Répartition des répondants par région
1 752 personnes ont répondu qui se décomposent ainsi :
– 84,25 % d’hommes
– 76,37 % d’exploitants/exploitantes qui déclarent pour 84,85 % être membres d’une Cuma.
– une surreprésentation de la tranche d’âges 45-59 ans (42,01 %) et une représentation des 18-29 ans (5,99 %), ce qui peut s’expliquer par la difficulté à toucher les jeunes et un reflet également de la pyramides des âges du monde agricole ;
– La région Ouest (Bretagne, Pays de la Loire et Normandie) concentre près d’un tiers des répondants, reflétant la forte implantation des Cuma dans l’Ouest de la France. Les trois premières régions (Ouest, Nouvelle-Aquitaine et Auvergne Rhône-Alpes) regroupent à elles seules plus de 60% de l’échantillon total.

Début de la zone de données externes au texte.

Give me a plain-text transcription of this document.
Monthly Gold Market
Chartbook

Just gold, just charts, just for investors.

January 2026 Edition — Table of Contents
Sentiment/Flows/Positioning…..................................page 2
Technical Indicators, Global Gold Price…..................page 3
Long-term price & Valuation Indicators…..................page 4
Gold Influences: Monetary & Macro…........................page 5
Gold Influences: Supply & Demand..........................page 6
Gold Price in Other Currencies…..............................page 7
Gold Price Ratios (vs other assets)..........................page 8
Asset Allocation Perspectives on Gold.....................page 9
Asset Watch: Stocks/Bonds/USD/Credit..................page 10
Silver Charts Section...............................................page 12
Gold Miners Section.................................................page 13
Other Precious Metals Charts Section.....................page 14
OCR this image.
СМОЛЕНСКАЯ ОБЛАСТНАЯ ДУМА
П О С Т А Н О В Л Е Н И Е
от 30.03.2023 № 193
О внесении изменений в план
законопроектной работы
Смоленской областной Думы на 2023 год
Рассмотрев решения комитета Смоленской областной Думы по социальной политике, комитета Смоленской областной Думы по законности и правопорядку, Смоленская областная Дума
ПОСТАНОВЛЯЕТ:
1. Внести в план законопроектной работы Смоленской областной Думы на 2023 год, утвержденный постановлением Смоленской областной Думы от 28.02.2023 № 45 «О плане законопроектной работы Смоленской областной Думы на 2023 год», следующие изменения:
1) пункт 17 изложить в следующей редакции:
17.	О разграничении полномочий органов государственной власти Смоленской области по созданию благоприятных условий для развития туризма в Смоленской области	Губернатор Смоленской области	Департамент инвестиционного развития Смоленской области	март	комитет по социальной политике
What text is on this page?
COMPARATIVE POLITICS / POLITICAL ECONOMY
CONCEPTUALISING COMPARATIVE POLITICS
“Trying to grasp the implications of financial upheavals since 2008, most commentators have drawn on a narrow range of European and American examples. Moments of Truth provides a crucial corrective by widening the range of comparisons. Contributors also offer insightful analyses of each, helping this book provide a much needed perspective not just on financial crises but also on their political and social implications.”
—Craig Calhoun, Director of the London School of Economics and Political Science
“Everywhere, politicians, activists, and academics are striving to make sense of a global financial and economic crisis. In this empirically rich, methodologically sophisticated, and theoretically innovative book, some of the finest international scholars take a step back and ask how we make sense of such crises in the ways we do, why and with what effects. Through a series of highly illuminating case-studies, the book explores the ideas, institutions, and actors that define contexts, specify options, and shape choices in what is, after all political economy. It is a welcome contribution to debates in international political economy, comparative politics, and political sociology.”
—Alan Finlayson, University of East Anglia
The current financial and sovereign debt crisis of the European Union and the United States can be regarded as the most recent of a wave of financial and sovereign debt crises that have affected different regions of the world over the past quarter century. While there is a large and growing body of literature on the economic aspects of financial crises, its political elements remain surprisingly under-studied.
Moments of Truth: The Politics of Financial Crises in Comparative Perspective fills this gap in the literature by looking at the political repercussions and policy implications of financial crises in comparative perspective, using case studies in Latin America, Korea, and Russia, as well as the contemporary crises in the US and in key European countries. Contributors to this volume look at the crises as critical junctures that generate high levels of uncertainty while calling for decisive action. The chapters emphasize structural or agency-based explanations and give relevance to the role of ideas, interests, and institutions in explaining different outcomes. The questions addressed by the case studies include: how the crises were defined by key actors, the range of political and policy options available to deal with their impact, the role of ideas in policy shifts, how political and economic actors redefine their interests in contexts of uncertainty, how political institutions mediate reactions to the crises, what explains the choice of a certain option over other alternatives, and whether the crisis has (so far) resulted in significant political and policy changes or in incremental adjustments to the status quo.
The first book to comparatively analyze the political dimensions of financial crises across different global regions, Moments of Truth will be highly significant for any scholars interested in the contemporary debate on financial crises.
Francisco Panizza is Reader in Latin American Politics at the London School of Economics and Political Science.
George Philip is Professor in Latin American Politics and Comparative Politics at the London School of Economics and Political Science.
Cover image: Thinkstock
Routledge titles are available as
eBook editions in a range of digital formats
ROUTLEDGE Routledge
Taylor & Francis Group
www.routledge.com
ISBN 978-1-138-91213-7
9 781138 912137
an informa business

Cette enquête a été réalisée par la FNCuma et Entraid Médias via un sondage en ligne en ligne entre le 15 décembre 2025 et le 28 février 2026, et n’a pas été menée par un institut de sondage. Même si l’enquête était anonymisée, il peut subsister certains biais. Cette enquête ne permet pas de dire “l’ensemble du monde agricole” mais dans un public professionnel agricole fortement exposé au modèle Cuma, voici la mesure de la notoriété et l’image des Cuma. Nous n’avons pas redressé statistiquement les résultats en prenant en compte qu’un agriculteur sur deux en France est en Cuma, par exemple.